Hepimizin içinde aslında her alanada kullanılabilecek olan sonsuz bir potansiyel var. Bizler bu potansiyeli farkındalığımız ile geliştirebildiğimiz sürece performansa dönüştürebiliyoruz. Bu potansiyele ise “sessiz gemi” adını veriyoruz.
Sessiz Gemi durgun sularda ağır ağır yol almaktadır. Yelkenleri açık, dümeni sabittir. Daha hızlı gitmeyi düşünmemektedir. Çünkü buna ihtiyaç duymamaktadır. Ama Sessiz gemi’nin mürettebatı artık bu monotonluk içerisinde yan gelip yatmakta, gününü gün etmektedir. Çünkü zorlukları yoktur. Ya da daha iyiye gitmeleri için yapmaları gereken bir şeyler olduğuna inanmamaktadırlar.

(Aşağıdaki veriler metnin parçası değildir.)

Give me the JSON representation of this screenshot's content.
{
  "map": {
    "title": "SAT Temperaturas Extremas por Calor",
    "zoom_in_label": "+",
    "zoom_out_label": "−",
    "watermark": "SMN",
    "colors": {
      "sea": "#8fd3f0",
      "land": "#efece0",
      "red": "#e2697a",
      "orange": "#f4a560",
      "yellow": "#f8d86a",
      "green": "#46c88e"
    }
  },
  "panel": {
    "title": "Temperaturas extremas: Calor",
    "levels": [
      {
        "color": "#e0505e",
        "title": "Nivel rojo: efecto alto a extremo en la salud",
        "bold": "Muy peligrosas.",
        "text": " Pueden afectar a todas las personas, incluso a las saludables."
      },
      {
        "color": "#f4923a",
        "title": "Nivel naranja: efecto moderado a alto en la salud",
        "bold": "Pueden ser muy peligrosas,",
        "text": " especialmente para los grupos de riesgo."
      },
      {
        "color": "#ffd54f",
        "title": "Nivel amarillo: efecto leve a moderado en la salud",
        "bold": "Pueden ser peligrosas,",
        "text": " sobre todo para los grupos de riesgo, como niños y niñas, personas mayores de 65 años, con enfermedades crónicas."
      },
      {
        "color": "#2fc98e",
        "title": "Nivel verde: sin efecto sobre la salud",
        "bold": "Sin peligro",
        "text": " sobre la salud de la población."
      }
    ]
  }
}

Sessiz Gemi’nin müretabatının daha iyiye gitmek için vizyonları yoktur. Kaptan’ları ise tembeldir. Sürekli uyumaktadır. Gideceği limanı bilmemektedir. Yalnızca günü kurtarmaya bakar ve asla geleceği göremez. Sessiz Gemi yalnızca rüzgarın ve akıntının götürdüğü yere ilerlemektedir sessizce. Bu sessizliği sukunet ve dinginlik sayar sessiz gemi’nin ekibi. Bu sukunet aslında ataleti simgelese de farkına varmaz sessiz geminin sessiz ekibi.

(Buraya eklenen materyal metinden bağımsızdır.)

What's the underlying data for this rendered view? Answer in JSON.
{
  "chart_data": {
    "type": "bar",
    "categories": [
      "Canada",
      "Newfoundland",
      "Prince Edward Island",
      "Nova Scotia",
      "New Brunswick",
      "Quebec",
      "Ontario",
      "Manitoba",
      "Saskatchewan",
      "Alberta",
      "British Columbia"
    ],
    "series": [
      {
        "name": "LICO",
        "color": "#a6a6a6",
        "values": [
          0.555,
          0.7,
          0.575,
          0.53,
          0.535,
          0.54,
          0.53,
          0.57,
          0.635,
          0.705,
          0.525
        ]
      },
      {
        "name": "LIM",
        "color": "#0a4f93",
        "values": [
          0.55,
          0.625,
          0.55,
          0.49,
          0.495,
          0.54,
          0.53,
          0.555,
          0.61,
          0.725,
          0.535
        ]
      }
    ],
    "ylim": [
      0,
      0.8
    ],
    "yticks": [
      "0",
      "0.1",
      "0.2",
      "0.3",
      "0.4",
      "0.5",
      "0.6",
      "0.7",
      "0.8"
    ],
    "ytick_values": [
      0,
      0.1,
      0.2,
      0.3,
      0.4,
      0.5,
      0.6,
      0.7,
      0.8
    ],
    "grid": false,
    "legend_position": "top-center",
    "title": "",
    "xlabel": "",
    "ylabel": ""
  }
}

Oysa denize güven olmaz. Denizin ne zaman ne yapacağı belli olmaz. Bakarsın birden fırtınalar çıkar birdense duruluverir deniz kendiliğinden. Dalgalar bir anda geri çekilir ve gemi karaya bile oturabilir. Deniz yosunsuz olmayacağı gibi, dalgasız da olmaz. Ama dalgaları ve fırtınaları önceden görebilmek önemlidir aslında. Ama sessiz geminin ekibi uykudadır. Değil geleceği neredeyse şimdiyi göremezler.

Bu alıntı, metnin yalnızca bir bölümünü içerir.